Much of the absurdity is registered to perfection by Joey Paras who plays Wilson Nanawa. We see by slow, painful but funny degrees the trajectory of his character proceed from hope to disbelief to resignation. One wonders, though, about the filmmakers’ decision to make its much-abused doormat of a character a gay man. Should one be resigned to the stereotype of the gay man as a lightning rod for abuse to savor the comic pleasures of this film? Joey, meanwhile, essays his role like no other, with the right dose of vulnerability and sensitivity, on his tortuous, circuitous way to justice.

Many of the courtroom proceedings (the protraction of cases, the rehearsed testimonies) and what happens around the case (the vampirism of lawyers, the fixers and the bribable red tape and bureaucracy) are Kafkaesque in their absurdity, but Veronica Velasco and Jinky Laurel did not have to invent much of the script.

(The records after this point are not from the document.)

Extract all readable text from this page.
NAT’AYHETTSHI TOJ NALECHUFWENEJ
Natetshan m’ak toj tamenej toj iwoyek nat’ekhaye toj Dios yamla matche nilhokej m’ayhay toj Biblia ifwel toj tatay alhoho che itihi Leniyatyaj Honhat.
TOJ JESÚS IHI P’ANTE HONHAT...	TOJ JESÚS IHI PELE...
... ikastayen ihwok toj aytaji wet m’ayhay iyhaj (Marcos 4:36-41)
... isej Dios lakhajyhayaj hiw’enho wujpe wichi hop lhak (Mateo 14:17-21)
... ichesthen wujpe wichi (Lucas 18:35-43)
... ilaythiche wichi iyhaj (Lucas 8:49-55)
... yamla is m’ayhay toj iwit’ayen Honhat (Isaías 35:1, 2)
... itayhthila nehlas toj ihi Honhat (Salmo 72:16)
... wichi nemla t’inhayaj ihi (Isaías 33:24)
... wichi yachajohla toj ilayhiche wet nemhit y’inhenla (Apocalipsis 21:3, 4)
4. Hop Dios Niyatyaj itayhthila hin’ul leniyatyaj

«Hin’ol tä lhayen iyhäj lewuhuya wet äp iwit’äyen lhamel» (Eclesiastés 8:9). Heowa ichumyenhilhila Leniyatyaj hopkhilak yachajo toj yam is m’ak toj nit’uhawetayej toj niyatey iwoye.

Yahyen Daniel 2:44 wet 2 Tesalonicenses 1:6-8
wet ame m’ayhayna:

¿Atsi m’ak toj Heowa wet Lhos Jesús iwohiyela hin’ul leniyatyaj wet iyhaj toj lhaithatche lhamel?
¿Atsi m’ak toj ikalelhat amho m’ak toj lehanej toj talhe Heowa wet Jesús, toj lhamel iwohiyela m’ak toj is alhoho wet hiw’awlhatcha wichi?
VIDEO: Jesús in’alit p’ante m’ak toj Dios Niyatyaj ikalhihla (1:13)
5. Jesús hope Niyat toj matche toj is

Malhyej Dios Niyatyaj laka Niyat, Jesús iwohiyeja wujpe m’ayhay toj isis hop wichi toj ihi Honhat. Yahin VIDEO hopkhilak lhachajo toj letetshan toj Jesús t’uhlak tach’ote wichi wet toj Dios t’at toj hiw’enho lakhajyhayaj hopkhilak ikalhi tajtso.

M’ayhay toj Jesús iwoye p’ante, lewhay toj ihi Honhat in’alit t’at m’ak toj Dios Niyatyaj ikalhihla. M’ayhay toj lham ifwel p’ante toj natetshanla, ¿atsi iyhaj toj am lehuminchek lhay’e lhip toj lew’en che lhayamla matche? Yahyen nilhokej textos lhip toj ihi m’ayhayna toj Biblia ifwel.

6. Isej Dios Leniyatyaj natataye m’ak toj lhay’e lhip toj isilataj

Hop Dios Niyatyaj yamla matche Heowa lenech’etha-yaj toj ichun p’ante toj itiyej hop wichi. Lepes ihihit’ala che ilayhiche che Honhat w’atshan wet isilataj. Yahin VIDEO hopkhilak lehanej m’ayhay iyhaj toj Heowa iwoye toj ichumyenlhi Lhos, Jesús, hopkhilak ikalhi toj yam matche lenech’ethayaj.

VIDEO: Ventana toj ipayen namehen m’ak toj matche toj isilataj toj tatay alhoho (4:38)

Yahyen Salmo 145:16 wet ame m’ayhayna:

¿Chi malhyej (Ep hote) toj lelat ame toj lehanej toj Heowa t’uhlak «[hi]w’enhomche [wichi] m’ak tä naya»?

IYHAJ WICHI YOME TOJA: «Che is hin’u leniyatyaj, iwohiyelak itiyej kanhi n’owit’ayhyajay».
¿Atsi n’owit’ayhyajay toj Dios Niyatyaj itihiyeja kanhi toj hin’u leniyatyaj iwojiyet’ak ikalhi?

It is an adaptation of a story by Winston Acuyong based on his real-life experiences. As it turned out, its absurdities have lent well to a comic evocation. What is perhaps more absurd is that there are more absurd cases than this.

Watching Last Supper No. 3, I sometimes balked at laughing even at its funniest moments. The details were all too familiar and soon came flooding back to me. As a child, I’d seen firsthand what was transpiring onscreen. My mother was an assistant provincial fiscal who would often bring home her work. At suppers, she would recount stories about defendants with evil eyes and corrupt judges. She would bring home state evidence, bags of marijuana, guns, jewelry. At home, she would rehearse the witnesses as they sat nervously and mutely in a corner, all seemingly according to her version of the truth. But at night, she would sit up bolt upright in bed when the dogs howled for some reason. She would go around the house, marching up and down the stairs, switching on and off the lights, like a restless sleepwalker. Even then I knew: the law could swallow you whole.